These numbers are only a net positive for rheumatologists. However, saturated locations will still be saturated.
One extra boon for rheumatologists is that it isn't a field that is readily open for midlevel takeover. Sure, NPs can see your OA, fibro, and very simple RA, but overall I've realized that the rheumatology patient population is generally less accepting of a non-MD managing their disease than many other fields.
Excellent point about the patients. Also, I think the patients have excellent reasons for feeling this way.
Besides cases where diagnosis is *abundantly* clear,
most PHYSICIANS seem to know little of rheum outside the extremely common,
and EVERYONE seems unable to make any but the most common rheum diagnoses with any certainty,
and most can't properly interpret most of the most common panels
A lot of rheum dx's have systemic effects that most non-specialists don't want to touch with a ten foot pole - lupus and kidney failure? Not something I want to play with.

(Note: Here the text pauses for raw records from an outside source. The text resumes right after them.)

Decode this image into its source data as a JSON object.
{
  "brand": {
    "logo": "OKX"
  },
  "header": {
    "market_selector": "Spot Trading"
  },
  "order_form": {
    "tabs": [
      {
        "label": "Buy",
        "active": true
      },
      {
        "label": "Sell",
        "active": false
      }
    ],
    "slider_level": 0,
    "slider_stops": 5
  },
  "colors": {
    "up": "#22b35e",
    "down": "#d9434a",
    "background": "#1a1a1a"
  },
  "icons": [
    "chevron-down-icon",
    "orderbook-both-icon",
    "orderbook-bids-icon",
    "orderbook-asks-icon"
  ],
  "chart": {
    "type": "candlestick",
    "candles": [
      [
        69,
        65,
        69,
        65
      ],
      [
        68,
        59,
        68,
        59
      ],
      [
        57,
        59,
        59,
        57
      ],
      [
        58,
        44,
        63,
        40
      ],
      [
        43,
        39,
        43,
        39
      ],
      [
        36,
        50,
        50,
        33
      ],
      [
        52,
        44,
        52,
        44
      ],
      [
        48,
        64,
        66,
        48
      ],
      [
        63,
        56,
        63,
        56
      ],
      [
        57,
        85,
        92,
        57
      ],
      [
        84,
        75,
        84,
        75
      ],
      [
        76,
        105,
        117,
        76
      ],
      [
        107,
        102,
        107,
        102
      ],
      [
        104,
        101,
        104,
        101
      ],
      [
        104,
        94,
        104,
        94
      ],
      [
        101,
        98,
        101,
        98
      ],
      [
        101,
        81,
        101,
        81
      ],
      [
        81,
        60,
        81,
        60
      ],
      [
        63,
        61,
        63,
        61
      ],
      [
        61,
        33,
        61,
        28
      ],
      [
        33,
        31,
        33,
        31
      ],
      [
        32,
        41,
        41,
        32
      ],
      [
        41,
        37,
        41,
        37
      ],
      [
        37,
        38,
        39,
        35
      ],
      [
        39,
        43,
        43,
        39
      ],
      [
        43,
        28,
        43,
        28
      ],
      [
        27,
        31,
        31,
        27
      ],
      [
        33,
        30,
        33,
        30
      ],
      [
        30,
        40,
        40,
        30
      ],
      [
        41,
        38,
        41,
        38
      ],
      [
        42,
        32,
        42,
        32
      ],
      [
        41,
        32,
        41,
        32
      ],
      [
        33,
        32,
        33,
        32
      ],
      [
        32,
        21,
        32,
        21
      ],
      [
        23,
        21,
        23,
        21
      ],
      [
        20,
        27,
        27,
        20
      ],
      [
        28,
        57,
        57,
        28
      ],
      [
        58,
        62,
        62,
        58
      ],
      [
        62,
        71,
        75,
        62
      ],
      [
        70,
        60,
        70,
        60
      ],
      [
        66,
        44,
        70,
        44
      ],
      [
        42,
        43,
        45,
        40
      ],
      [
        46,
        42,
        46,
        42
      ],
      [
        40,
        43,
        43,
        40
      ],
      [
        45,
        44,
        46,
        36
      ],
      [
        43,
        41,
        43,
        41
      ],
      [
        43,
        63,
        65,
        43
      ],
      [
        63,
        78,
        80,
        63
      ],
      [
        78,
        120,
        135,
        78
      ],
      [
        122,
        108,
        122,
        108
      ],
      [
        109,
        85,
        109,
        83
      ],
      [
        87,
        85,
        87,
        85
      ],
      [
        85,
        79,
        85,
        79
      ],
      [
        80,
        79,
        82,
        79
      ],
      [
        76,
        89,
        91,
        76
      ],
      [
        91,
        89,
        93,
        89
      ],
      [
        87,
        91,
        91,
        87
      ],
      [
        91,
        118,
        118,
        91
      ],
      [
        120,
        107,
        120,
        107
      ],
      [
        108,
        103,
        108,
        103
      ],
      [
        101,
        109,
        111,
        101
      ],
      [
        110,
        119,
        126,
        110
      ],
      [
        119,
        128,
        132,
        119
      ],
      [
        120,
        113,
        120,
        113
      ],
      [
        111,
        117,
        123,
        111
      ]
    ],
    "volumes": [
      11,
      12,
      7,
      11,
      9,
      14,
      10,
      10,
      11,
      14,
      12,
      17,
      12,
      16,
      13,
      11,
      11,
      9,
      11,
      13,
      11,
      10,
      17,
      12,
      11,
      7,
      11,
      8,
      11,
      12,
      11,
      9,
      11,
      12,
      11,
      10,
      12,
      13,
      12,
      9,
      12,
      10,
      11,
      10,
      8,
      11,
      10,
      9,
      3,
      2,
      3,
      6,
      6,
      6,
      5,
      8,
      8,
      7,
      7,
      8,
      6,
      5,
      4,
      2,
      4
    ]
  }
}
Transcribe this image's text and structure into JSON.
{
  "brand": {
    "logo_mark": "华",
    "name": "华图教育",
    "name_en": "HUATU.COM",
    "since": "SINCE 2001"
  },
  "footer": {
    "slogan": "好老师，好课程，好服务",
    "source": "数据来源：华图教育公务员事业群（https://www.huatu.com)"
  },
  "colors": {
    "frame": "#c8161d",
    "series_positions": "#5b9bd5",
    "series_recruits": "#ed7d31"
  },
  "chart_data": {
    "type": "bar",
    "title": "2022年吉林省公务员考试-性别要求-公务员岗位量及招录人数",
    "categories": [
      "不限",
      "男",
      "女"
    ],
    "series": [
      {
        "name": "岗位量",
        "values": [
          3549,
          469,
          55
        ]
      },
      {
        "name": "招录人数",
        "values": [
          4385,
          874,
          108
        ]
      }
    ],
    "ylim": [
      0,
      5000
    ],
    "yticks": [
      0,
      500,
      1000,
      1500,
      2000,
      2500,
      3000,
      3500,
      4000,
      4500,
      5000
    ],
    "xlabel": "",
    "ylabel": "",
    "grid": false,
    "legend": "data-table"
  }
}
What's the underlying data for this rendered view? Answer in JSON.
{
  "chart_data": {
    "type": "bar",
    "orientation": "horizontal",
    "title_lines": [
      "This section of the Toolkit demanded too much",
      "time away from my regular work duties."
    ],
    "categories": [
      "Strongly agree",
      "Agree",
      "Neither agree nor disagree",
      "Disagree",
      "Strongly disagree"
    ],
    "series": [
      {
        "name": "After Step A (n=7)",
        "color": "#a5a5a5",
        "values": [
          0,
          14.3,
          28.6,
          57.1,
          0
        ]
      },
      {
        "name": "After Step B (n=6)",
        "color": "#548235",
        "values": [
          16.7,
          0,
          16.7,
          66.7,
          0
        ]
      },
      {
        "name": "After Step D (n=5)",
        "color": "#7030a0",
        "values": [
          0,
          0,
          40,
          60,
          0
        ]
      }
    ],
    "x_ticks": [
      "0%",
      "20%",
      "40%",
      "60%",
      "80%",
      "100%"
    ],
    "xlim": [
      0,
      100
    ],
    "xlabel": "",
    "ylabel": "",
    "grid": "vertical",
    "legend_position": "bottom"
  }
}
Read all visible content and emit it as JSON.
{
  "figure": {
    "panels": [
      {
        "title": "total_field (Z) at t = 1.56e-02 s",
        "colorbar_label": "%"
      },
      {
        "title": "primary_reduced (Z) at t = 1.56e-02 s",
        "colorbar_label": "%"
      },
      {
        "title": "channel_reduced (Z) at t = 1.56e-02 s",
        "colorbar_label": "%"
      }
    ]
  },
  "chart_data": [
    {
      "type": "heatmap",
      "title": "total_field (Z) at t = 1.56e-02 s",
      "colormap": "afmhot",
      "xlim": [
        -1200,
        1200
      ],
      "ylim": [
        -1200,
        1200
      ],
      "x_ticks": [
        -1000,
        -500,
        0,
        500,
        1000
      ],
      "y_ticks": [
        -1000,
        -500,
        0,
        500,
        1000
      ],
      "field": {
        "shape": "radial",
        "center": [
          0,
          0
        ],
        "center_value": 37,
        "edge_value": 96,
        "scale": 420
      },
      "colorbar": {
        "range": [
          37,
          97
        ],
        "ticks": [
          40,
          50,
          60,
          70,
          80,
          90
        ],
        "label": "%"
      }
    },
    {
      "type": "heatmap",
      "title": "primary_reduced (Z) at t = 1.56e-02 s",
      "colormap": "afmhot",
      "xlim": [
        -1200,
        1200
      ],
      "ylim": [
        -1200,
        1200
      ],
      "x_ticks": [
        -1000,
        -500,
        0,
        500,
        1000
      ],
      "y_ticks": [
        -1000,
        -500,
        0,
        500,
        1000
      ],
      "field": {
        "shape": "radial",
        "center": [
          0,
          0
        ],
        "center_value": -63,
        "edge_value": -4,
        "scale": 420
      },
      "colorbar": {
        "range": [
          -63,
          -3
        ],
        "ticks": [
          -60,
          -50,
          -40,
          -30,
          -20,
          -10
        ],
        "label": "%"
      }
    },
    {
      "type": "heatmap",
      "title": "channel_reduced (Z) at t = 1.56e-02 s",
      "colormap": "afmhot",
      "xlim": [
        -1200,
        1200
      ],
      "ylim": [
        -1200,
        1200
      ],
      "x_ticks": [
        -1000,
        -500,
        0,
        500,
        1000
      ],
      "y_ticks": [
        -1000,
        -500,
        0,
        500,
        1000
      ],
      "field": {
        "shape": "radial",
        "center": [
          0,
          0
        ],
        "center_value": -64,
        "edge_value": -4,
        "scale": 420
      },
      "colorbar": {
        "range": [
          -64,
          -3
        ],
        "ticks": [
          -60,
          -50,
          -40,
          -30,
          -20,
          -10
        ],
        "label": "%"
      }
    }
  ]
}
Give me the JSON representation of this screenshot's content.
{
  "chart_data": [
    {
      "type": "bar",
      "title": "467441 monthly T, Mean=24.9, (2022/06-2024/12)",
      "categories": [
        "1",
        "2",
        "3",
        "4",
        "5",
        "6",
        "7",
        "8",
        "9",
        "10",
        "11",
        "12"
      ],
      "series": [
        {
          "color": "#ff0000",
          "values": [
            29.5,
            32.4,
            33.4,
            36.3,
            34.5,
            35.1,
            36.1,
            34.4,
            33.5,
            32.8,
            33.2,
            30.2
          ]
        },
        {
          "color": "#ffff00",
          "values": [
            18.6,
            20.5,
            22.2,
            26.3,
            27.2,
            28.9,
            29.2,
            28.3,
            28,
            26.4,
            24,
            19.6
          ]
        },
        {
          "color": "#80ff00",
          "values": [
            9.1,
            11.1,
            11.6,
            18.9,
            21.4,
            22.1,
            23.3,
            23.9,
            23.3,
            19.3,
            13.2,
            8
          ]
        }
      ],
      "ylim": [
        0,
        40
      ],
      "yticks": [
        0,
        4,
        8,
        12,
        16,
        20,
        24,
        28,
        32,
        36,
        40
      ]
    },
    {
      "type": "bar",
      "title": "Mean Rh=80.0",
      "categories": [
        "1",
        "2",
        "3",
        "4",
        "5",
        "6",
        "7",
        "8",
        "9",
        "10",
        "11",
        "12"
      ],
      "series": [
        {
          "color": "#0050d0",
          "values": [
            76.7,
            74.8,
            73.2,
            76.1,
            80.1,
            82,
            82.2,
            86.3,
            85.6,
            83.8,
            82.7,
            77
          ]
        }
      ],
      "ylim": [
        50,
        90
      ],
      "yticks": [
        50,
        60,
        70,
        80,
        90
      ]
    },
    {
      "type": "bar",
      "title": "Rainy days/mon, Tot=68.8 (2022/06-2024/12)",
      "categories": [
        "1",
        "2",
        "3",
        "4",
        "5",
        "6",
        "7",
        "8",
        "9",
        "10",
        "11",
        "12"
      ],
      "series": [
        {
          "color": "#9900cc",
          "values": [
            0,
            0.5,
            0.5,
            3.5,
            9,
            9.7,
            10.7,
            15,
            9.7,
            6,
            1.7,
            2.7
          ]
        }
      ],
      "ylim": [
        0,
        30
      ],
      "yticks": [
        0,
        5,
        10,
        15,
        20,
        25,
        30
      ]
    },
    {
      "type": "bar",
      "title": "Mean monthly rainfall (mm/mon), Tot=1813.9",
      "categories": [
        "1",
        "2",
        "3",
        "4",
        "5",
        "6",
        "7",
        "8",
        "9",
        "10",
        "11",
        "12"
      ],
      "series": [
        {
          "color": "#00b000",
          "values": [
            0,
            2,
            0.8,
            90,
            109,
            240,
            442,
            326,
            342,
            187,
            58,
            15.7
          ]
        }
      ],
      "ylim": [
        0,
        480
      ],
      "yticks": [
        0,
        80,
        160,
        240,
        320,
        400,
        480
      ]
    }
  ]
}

Couple the diagnostic uncertainty, complexity, lack of experience, potential for random systemic extreme badness,
Not to mention - the treatments for a lot of this?
PCPs can be loose with steroids and methotrexate,
but I don't see anyone wanting to touch any of the rest of the immunosuppresants.
Anything past those, the risk of PML and agranulocytosis - basically everyone wants rheum to write for rheum dx's
(aside from the specialists that do it if for their scope of practice, GI w/ Crohns, Derm w/ Psoriasis, etc)
I think rheum is at, or should be near, the bottom of any list of specialties that are ranked,
"Hey I'm a doctor or a midlevel I think I can wing this, especially since it's not procedure heavy"
TLDR:
I will say this, in my training at least, it seemed like rheum was the turf no one wanted to play on, like, ever.
I think that was a good thing, actually, and well deserved.